Я ничего не просил, хотя мне тоже многого хотелось, но просить не позволяла совесть: меня бы загрызли думы о том, каким тяжелым ударом было бы, к примеру, новое пальто для меня по семейному бюджету. А потом, всякие просьбы были бы, наверное, бессмысленны, ведь мне была уготована участь всех младших братьев – донашивать вещи старших. С годами мама привыкла к тому, что я никогда ничего не прошу купить, и не покупала. Особенно страдал я от этого в старших классах. Мама думала, что такой умненький, серьезный мальчик, как я, не интересуется нарядами, что он выше тряпок. «Он у меня не привередливый, что дашь, то и наденет,» – говорила она соседке. Ох, в какое бешенство вгоняла меня потом эта фраза, но я молчал.

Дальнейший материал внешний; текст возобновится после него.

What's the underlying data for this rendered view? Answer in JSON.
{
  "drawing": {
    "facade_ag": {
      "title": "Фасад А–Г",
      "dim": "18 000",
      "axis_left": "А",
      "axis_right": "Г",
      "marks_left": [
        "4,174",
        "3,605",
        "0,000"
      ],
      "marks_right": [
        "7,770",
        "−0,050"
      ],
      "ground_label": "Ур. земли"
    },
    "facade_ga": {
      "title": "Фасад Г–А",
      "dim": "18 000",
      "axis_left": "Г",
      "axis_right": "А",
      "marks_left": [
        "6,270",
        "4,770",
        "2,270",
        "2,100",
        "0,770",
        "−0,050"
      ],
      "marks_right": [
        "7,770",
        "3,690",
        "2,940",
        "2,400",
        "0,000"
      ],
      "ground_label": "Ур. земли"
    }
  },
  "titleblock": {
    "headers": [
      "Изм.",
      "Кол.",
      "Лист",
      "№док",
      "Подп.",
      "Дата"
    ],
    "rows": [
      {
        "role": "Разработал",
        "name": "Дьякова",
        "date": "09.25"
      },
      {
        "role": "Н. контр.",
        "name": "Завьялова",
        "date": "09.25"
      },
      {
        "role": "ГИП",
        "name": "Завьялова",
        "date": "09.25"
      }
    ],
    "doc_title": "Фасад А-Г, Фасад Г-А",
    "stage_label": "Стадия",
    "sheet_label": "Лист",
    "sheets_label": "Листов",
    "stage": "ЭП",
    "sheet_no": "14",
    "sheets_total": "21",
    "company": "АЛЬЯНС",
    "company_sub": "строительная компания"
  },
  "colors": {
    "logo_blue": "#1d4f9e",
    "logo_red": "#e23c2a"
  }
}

Примерно также, только еще хуже получалось и с карманными деньгами. Брат клянчил деньги, да ему и так давали – на кино, на праздники, а мне не давали. Не давали сначала потому, что рядом с братом я по контрасту всегда оставался «маленьким», в смысле, слишком юным, для того, чтобы иметь карманные деньги. Я рос, но рос и брат, а потому я все ходил в «маленьких». Родители забывали, что брату в моем возрасте уже давно давали деньги. Наконец, стали предлагать и мне. Но не тут-то было! Деньги были нужны, но… я скромно и упорно отказывался от протянутого рубля – брать мне уже не позволяла роль скромника, в которую я влез по уши. А потом я тайком вынимал из кошелька матери или выворачивал из карманов отца по пятнадцать – двадцать копеек и постепенно набирал необходимый рубль. Получалось, что и рубль не взят и деньги у меня есть. Конечно, меня мучила мысль о том, что я поступаю нехорошо, но зато утешала мысль другая, о том, что таким образом я избавляю своих дорогих родителей от неприятности тратить на меня рубль. И что за нелепая была мысль! Наверняка, родители относились к этому не как к неприятности, а как к необходимости. Да я вовсе и не считал своих родителей скупыми, и сам я не был скрягой. Просто это было застарелое, въевшееся желание доставить родителям, намучившимся в прошлом из-за копейки, удовольствие от сознания того, что вот не пришлось тратить рубль, и рубль остался цел, а если я этот рубль возьму незаметно для них, вынимая по пятнадцать – двадцать копеек из кошелька, то они об этом не узнают и никаких неприятных чувств не испытают.
Я заразился от взрослых хозяйственной заботой о будущем, все старался сделать так, чтобы пусть сейчас будет немножко поменьше хорошего, зато немножко хорошего останется на потом. В довершение ко всем своим несчастьям я был еще и добросердечен, прежде всего я думал о других, потом уже о себе. Брат же мой был эгоист, себялюбец и жил сиюминутными удовольствиями – легко и беззаботно. Так вернувшись однажды домой, мы с братом нашли на столе только что принесенный мамой из магазина кусок халвы, и брат тут же принялся уплетать эту халву за обе щеки, а я стоял и ныл около него, уговаривая его только попробовать немножко, если уж так хочется, и не есть больше, потому что, если мы много съедим сейчас, то на ужин, когда все соберутся и захотят попить чаю с халвой, халвы будет уже мало и всем не хватит. Но брат не мог утерпеть, ел халву, отмахивался от меня и еще смеялся надо мной. Не имея на него никакого влияния, я не выдержал этой муки и ушел в другую комнату переживать за халву и все прикидывал, много ли он успеет съесть, пока не придет наконец мама. Потом приходила мама и начинала ругать брата за съеденную халву, но брат довольно таки спокойно переносил эту ругань, а после шел ко мне и в пол голоса дразнил меня и смеялся надо мной. Он думал, что меня удерживала только боязнь ругани.